Libérés de contraintes familiales lourdes, les seniors peuvent également mettre en avant des possibilités de mobilité professionnelle ou géographique.

Pour l’image de l’entreprise, des collaborateurs chevronnés sont un atout. Ils sont autonomes et rassurent certains clients. Ils savent s’adresser au segment du marché désormais très porteur qu’ils représentent eux-mêmes et peuvent être décisifs sur le plan marketing ou commercial.

 

 

Les objections fréquentes à employer un senior 

 

 

- Comment améliorer la communication ?

Les freins au recrutement des seniors viennent la plupart du temps d’idées reçues et qui ne sont pas justifiées.

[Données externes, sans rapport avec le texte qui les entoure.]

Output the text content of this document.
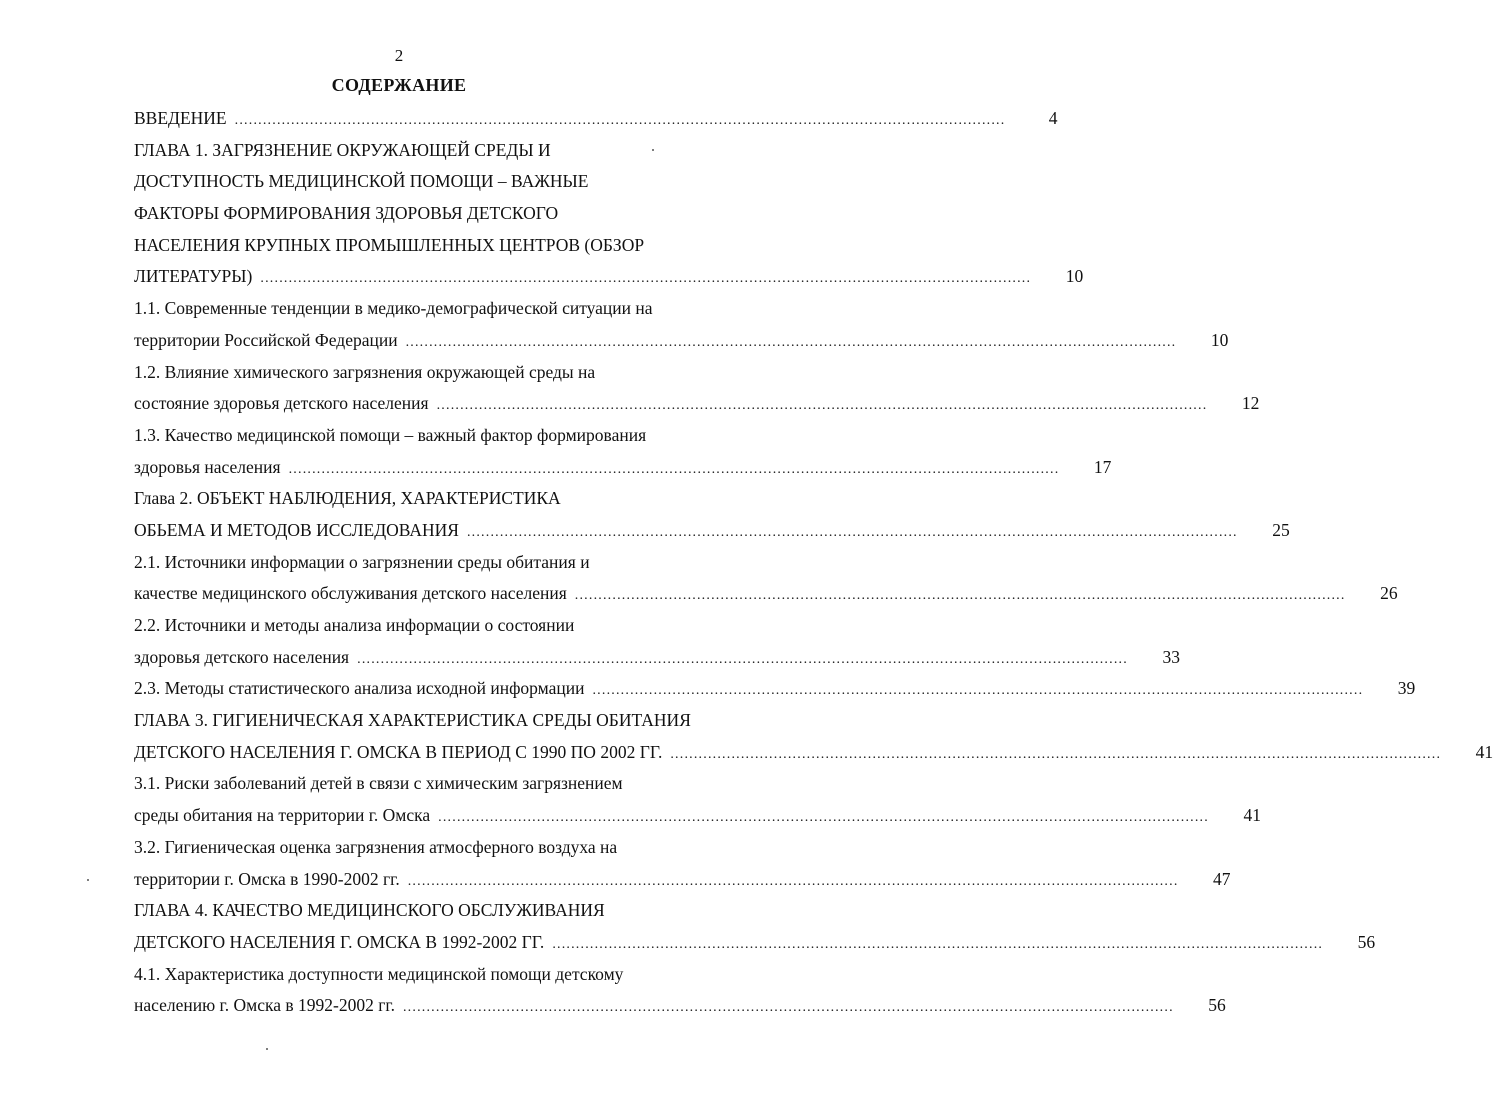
2
СОДЕРЖАНИЕ
ВВЕДЕНИЕ ....................................................................................................................................................................	4
ГЛАВА 1. ЗАГРЯЗНЕНИЕ ОКРУЖАЮЩЕЙ СРЕДЫ И
ДОСТУПНОСТЬ МЕДИЦИНСКОЙ ПОМОЩИ – ВАЖНЫЕ
ФАКТОРЫ ФОРМИРОВАНИЯ ЗДОРОВЬЯ ДЕТСКОГО
НАСЕЛЕНИЯ КРУПНЫХ ПРОМЫШЛЕННЫХ ЦЕНТРОВ (ОБЗОР
ЛИТЕРАТУРЫ) ....................................................................................................................................................................	10
1.1. Современные тенденции в медико-демографической ситуации на
территории Российской Федерации ....................................................................................................................................................................	10
1.2. Влияние химического загрязнения окружающей среды на
состояние здоровья детского населения ....................................................................................................................................................................	12
1.3. Качество медицинской помощи – важный фактор формирования
здоровья населения ....................................................................................................................................................................	17
Глава 2. ОБЪЕКТ НАБЛЮДЕНИЯ, ХАРАКТЕРИСТИКА
ОБЬЕМА И МЕТОДОВ ИССЛЕДОВАНИЯ ....................................................................................................................................................................	25
2.1. Источники информации о загрязнении среды обитания и
качестве медицинского обслуживания детского населения ....................................................................................................................................................................	26
2.2. Источники и методы анализа информации о состоянии
здоровья детского населения ....................................................................................................................................................................	33
2.3. Методы статистического анализа исходной информации ....................................................................................................................................................................	39
ГЛАВА 3. ГИГИЕНИЧЕСКАЯ ХАРАКТЕРИСТИКА СРЕДЫ ОБИТАНИЯ
ДЕТСКОГО НАСЕЛЕНИЯ Г. ОМСКА В ПЕРИОД С 1990 ПО 2002 ГГ. ....................................................................................................................................................................	41
3.1. Риски заболеваний детей в связи с химическим загрязнением
среды обитания на территории г. Омска ....................................................................................................................................................................	41
3.2. Гигиеническая оценка загрязнения атмосферного воздуха на
территории г. Омска в 1990-2002 гг. ....................................................................................................................................................................	47
ГЛАВА 4. КАЧЕСТВО МЕДИЦИНСКОГО ОБСЛУЖИВАНИЯ
ДЕТСКОГО НАСЕЛЕНИЯ Г. ОМСКА В 1992-2002 ГГ. ....................................................................................................................................................................	56
4.1. Характеристика доступности медицинской помощи детскому
населению г. Омска в 1992-2002 гг. ....................................................................................................................................................................	56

Exemple : les réticences à l’égard de l’informatique ou la méconnaissance des nouvelles technologies ne sont pas une question d’âge.
Il importe, au détour de la conversation, d’écarter les stéréotypes.
 

- Les seniors coûtent trop cher

Selon certaines études, l’écart en coût direct serait seulement de l’ordre de 8% par rapport à la moyenne des salaires. Par ailleurs, les plus de 50 ans sont souvent moins intéressés par un salaire élevé que par une couverture santé avantageuse ou un système d’épargne retraite performant proposé par l’entreprise.

 

- Les seniors sont moins souples

La capacité d’adaptation est davantage liée à l’individu qu’à l’âge. C’est un fait. Derrière chaque problème d’adaptation, il y a un problème de formation. Ces dernières années, les plus de 50 ans n’étant pas franchement la priorité des DRH, bien peu de formations leur ont été proposées : leur potentiel n’a tout simplement pas été valorisé.

 

- Les seniors sont moins dynamiques

L’allongement de la durée de vie et la participation croissante des seniors à la vie professionnelle s’opère en même temps qu’une mutation profonde de l’organisation économique.

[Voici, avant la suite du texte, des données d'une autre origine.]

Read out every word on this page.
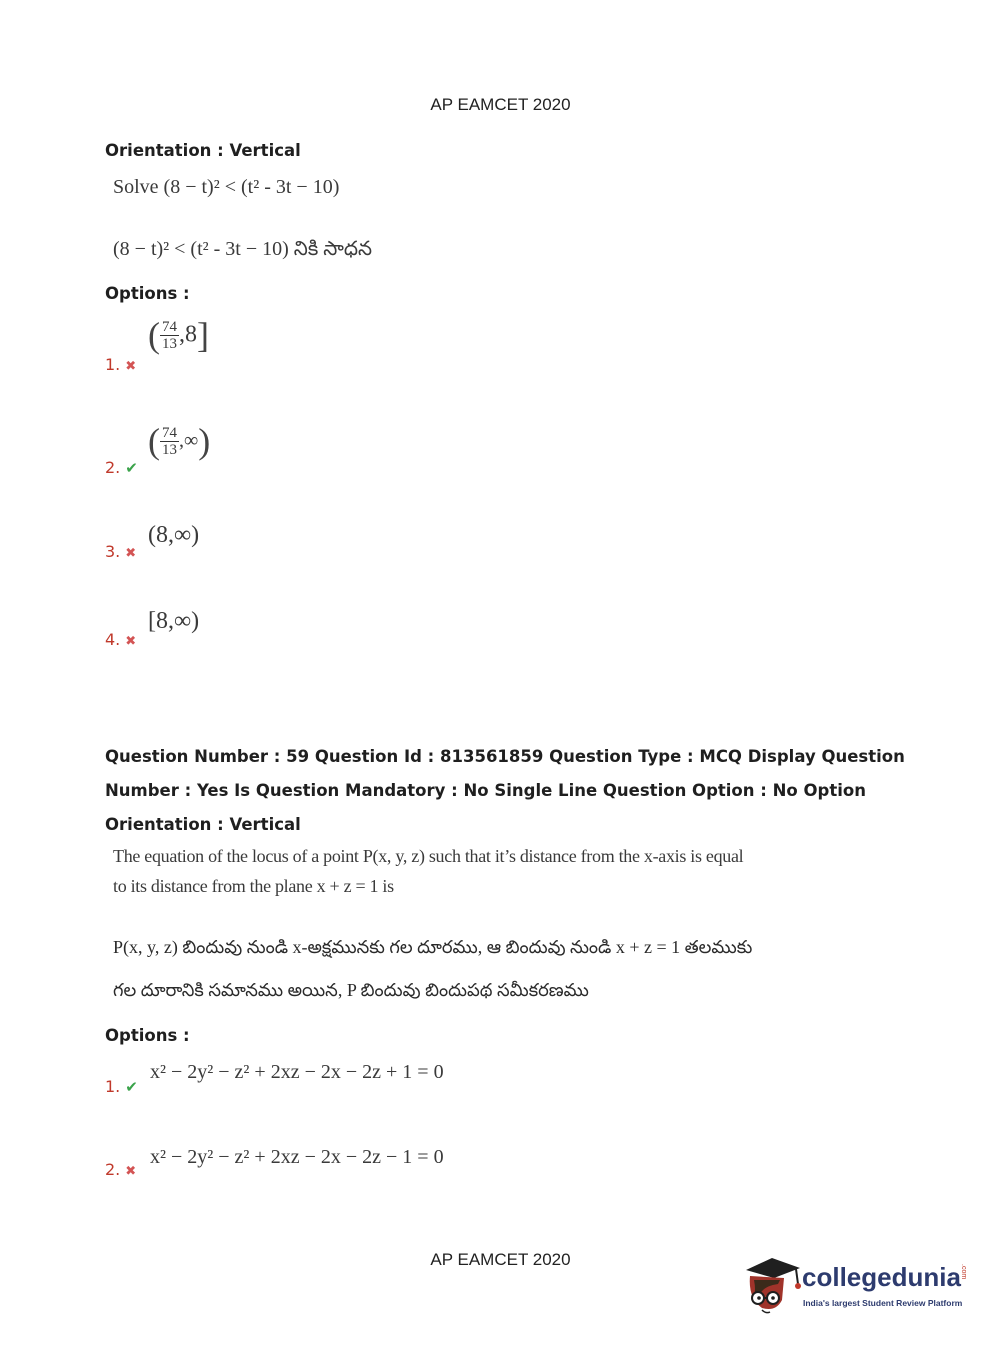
AP EAMCET 2020
Orientation : Vertical
Solve (8 − t)² < (t² - 3t − 10)
(8 − t)² < (t² - 3t − 10) నికి సాధన
Options :
1. ✖
( $\frac{74}{13} ,8$]
2. ✔
( $\frac{74}{13}$ ,∞)
3. ✖
(8,∞)
4. ✖
[8,∞)
Question Number : 59 Question Id : 813561859 Question Type : MCQ Display Question
Number : Yes Is Question Mandatory : No Single Line Question Option : No Option
Orientation : Vertical
The equation of the locus of a point P(x, y, z) such that it’s distance from the x-axis is equal
to its distance from the plane x + z = 1 is
P(x, y, z) బిందువు నుండి x-అక్షమునకు గల దూరము, ఆ బిందువు నుండి x + z = 1 తలముకు
గల దూరానికి సమానము అయిన, P బిందువు బిందుపథ సమీకరణము
Options :
1. ✔
x² − 2y² − z² + 2xz − 2x − 2z + 1 = 0
2. ✖
x² − 2y² − z² + 2xz − 2x − 2z − 1 = 0
AP EAMCET 2020
collegedunia .com
India's largest Student Review Platform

Nos vies professionnelles sont faites, de plus en plus, de changements d’employeurs, de métiers ou de secteur économique. Les seniors sont moteurs dans cette évolution en assurant la transmission du savoir faire de l’entreprise.


Entre 45 et 50 ans, c'est le bon moment pour se réorienter et reprendre une formation. Un décret d’application concernant l’emploi des seniors prévoit pour les salariés de plus de 45 ans un entretien de seconde partie de carrière et l’accès favorisé au bilan de compétences. C’est une bonne opportunité pour définir précisément ses domaines d’expertise, faire le point avant d’agir et reprendre confiance pour dynamiser sa carrière. 

 

Trouver un emploi après 50 ans n'est pas sans embuches. Bon nombre de recruteurs ont encore du mal à employer des seniors même s'il est certain que leur âge, et par conséquent leur expérience et leur expertise sont une force pour les entreprises.